I ducked into one of the bedrooms, and immediately noticed a familiar sight.
Hanging on the wall was a portrait I had been shown many times in my life: Sir Philip Sidney, my 3rd cousin 13 generations back – and my namesake. This portrait, however, I’d learn was the real deal, and not just a source of familial pride. The original. My mother noticed too, and asked the docent preparing to lock one of the doors about the painting. The docent explained that it was, indeed, the original. Surprising to us, since we were planning to visit the Sidney family estate of Penshurst the next day. A copy actually hangs in the National Portrait Gallery, but why was the original painting at Longleat? It turns out that when the Sidney family began to lose their fortune, much like many established English families over the centuries, they sold what they could. Including the portrait of one of their most famous members.
The Sidney family has long held a place amongst literary and political English history. Mary Sidney Herbert, Sir Philip Sidney’s sister, was a patron to Shakespeare. Some also enjoy theorizing that she herself wrote parts, if not all, of Shakespeare’s work. Sir Philip Sidney was a soldier and poet to Queen Elizabeth I, but he died young at 31 from a wound at the Battle of Zutphen. The docent joked that Elizabeth did enjoy her young pretty men, and especially enjoyed sending them to the front – possibly as trophies to show off. The painting itself has a long history, but while the wood frame is dated between 1561 and 1577, the artist is unknown.
Our docent had obviously been ready to be done for the day. I’d overheard her be quite annoyed with the people that had gone into the room before us. But as soon as we started asking questions about the Sidneys, she perked right up. She even escorted us through the remainder of the house, offering detail upon detail as she guided us. Quickly, yet reenergized.
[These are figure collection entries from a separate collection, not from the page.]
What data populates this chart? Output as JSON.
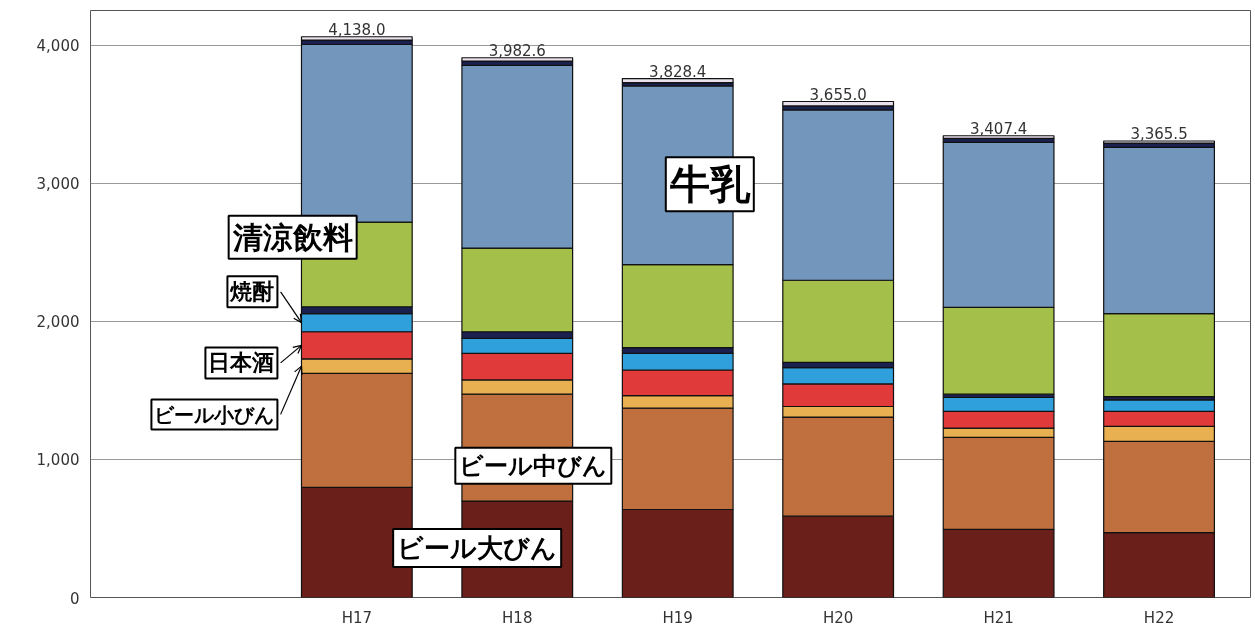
{
  "chart_data": {
    "type": "bar",
    "stacked": true,
    "categories": [
      null,
      "H17",
      "H18",
      "H19",
      "H20",
      "H21",
      "H22"
    ],
    "series": [
      {
        "name": "ビール大びん",
        "color": "#6b1f1a",
        "values": [
          null,
          798,
          698,
          637,
          589,
          493,
          469
        ]
      },
      {
        "name": "ビール中びん",
        "color": "#c0703f",
        "values": [
          null,
          825,
          774,
          734,
          717,
          666,
          662
        ]
      },
      {
        "name": "ビール小びん",
        "color": "#e8b050",
        "values": [
          null,
          104,
          103,
          91,
          77,
          68,
          108
        ]
      },
      {
        "name": "日本酒",
        "color": "#e03a3a",
        "values": [
          null,
          197,
          193,
          185,
          163,
          120,
          108
        ]
      },
      {
        "name": "焼酎",
        "color": "#30a0dc",
        "values": [
          null,
          132,
          108,
          121,
          119,
          101,
          84
        ]
      },
      {
        "color": "#1a2050",
        "values": [
          null,
          49,
          48,
          41,
          38,
          24,
          24
        ]
      },
      {
        "name": "清涼飲料",
        "color": "#a5c04a",
        "values": [
          null,
          613,
          606,
          601,
          594,
          628,
          601
        ]
      },
      {
        "name": "牛乳",
        "color": "#7396bd",
        "values": [
          null,
          1286,
          1323,
          1294,
          1233,
          1195,
          1203
        ]
      },
      {
        "color": "#1a2050",
        "values": [
          null,
          32,
          31,
          24,
          29,
          29,
          31
        ]
      },
      {
        "color": "#e8e0ec",
        "values": [
          null,
          24,
          24,
          29,
          32,
          19,
          15
        ]
      }
    ],
    "annotations": [
      {
        "text": "4,138.0",
        "x": "H17",
        "y": 4060
      },
      {
        "text": "3,982.6",
        "x": "H18",
        "y": 3908
      },
      {
        "text": "3,828.4",
        "x": "H19",
        "y": 3757
      },
      {
        "text": "3,655.0",
        "x": "H20",
        "y": 3591
      },
      {
        "text": "3,407.4",
        "x": "H21",
        "y": 3343
      },
      {
        "text": "3,365.5",
        "x": "H22",
        "y": 3305
      }
    ],
    "ylim": [
      0,
      4250
    ],
    "yticks": [
      0,
      {
        "value": 1000,
        "label": "1,000"
      },
      {
        "value": 2000,
        "label": "2,000"
      },
      {
        "value": 3000,
        "label": "3,000"
      },
      {
        "value": 4000,
        "label": "4,000"
      }
    ],
    "grid": "y"
  }
}
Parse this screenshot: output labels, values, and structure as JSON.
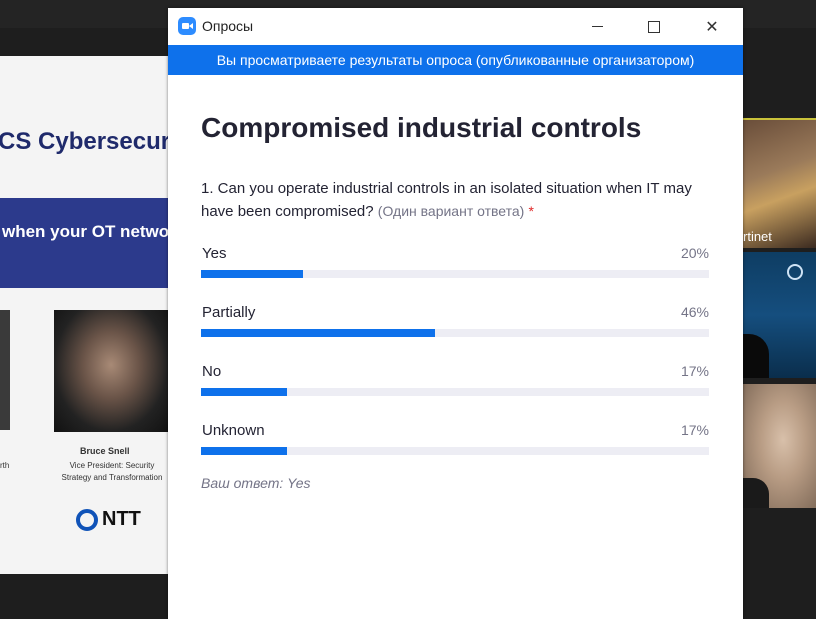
{
  "background": {
    "slide": {
      "title_fragment": "CS Cybersecurity I",
      "band_text": "when your OT network",
      "speaker_name": "Bruce Snell",
      "speaker_role": "Vice President: Security Strategy and Transformation",
      "left_fragment": "rth",
      "logo_text": "NTT"
    },
    "participant_label": "rtinet"
  },
  "window": {
    "title": "Опросы",
    "icon": "zoom-app-icon",
    "controls": {
      "minimize": "minimize-icon",
      "maximize": "maximize-icon",
      "close": "✕"
    }
  },
  "banner": "Вы просматриваете результаты опроса (опубликованные организатором)",
  "poll": {
    "title": "Compromised industrial controls",
    "question": "1. Can you operate industrial controls in an isolated situation when IT may have been compromised?",
    "question_hint": "(Один вариант ответа)",
    "required_mark": "*",
    "options": [
      {
        "label": "Yes",
        "percent_text": "20%",
        "percent": 20
      },
      {
        "label": "Partially",
        "percent_text": "46%",
        "percent": 46
      },
      {
        "label": "No",
        "percent_text": "17%",
        "percent": 17
      },
      {
        "label": "Unknown",
        "percent_text": "17%",
        "percent": 17
      }
    ],
    "your_answer": "Ваш ответ: Yes"
  },
  "colors": {
    "accent": "#0e71eb",
    "track": "#ededf4",
    "text": "#232333",
    "muted": "#747487",
    "required": "#e02828"
  }
}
I couldn’t help but make comparisons to Highclere Castle: both homes had seen better days, but were still alive with energy. Both full of inflated history and puffed up lineages. And both had made sacrifices and choices to keep their estates going over the centuries. Highclere had struck TV gold, while Longleat had positioned itself as a different form of entertainment, appearing to meet the future head on, while still trying to hold on to its status.
Longleat House was full of surprises. It’s a place of history, nature, and presence, coexisting thickly for survival. I’d compare my encounter to when you visit old cathedral after cathedral, and expect the same deal, just a different location. Cold stone, stained glass windows, wooden pews. But sometimes you enter a cathedral and stumble upon a church service, transforming you from tourist to interloper. And sometimes you find portraits of your ancestry in unexpected places.
We never did see the family-friendly attractions and curated zoo experience. The sun was setting behind the gray skies of England, the doors had been locked behind us, and our dinner reservation was getting closer. The lions would have to wait for another time.
“Philosophy deals in the abstract and the universal, but not in the particular. History deals only in the particular, not with general principles. Poetry deals with both, illustrating universal principles with particular examples or embodiments of those principles:
Now doth the peerless poet perform both: for whatsoever the philosopher saith should be done, he giveth a perfect picture of it in someone by whom he presupposeth it was done; so as he coupleth the general notion with the particular example.
Another advantage poetry has over philosophy is greater clarity:
the philosopher teacheth, but he teacheth obscurely, so as the learned only can understand him; that is to say, he teacheth them that are already taught. But the poet is the food for the tenderest stomachs, the poet is indeed the right popular philosopher.
Essentially, poetry shows history more brilliantly than history, and explains philosophy more cogently than philosophy.”